46 percent of kids at risk
Why does Houston, the land of millionaires, have so many kids in poverty? Citycriticized for contrast
In Houston, big money rolls in as quickly as the oil can be pumped and the natural gas fracked.
Contentious though it is, that industry has greatly contributed to the remarkable recovery of the city's economy, and thickened the pockets of a growing number of High Net Worth Individuals.
Last July, citing data from a Capgemini study, Forbes named Houston the No. 1 fastest-growing millionaire city. In 2011 alone, the rate of millionaires escalated by 9.6 percent to a staggering 96,700 individuals (each with $1 million or more in investable assets).
Houston is a working city, but many of those jobs don't pay well enough to support a family.
The year before that, in 2010, the millionaires' ranks grew by 29 percent, fueled by a surge in oil prices.
Despite this uptick in earnings, a great number of Houstonians still suffer when it comes to finances: Census data from 2010 indicates that 22.8 percent of the city's estimated 2.1 million inhabitants live below the poverty level.

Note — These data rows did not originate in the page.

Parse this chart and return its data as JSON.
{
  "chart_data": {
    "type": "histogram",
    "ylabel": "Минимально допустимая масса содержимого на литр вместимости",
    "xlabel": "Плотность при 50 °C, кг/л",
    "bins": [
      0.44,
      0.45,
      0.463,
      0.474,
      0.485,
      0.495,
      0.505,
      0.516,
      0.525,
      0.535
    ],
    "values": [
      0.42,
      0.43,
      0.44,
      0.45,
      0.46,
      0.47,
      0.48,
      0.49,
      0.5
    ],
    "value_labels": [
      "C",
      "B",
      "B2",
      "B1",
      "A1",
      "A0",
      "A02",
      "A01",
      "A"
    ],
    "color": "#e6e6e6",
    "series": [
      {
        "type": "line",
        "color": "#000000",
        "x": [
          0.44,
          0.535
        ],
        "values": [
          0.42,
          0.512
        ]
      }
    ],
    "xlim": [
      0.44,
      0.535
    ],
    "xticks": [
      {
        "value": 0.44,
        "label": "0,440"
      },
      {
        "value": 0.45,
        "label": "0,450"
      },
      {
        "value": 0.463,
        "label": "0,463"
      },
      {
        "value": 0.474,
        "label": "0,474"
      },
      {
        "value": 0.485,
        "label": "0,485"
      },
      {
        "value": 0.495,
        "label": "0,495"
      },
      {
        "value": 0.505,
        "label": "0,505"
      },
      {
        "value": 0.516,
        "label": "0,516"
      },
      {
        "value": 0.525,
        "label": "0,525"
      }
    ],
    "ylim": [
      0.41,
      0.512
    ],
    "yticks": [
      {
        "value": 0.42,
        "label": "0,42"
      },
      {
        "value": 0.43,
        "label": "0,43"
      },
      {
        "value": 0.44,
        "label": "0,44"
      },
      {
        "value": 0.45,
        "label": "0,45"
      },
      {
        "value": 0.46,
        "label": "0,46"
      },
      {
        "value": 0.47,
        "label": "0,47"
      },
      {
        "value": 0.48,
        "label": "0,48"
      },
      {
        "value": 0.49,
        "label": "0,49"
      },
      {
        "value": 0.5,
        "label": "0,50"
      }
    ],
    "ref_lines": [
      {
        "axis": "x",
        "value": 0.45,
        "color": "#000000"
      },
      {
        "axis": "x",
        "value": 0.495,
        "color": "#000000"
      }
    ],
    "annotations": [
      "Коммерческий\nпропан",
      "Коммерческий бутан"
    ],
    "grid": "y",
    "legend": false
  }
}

Dr. Robert Sanborn, president and CEO of Houston nonprofit organization Children At Risk, reminds us that "below poverty" does not necessarily translate to "unemployed." Houston is a working city, but many of those jobs don't pay well enough to comfortably support a family.
According to the 2010 Census, 46 percent of Houston children live at or near the federal poverty level, then defined as a family of four living on $22,050 per year. (This high level of poverty earned Houston a C grade in Workforce Solutions' 2011 Workforce Report Card.)
Sanborn acknowledges that Houston's rate is lower than Texas as a whole, which stands at 51 percent of children at or near the federal poverty level, but that the level of poverty is especially notable in Houston and in Dallas, where "super zip codes" of concentrated wealth stand in contrast to areas of concentrated poverty.
"There is this juxtaposition of high child poverty, low social indicators and immense wealth," Sanborn tells CultureMap. "It would take political will and moral courage for a politician to say, 'Let's take care of our children.' "
Historically, that hasn't been the case. Sanborn laments, "Public education is the biggest thing that can drive up these social indicators, but legislators consistently cut it."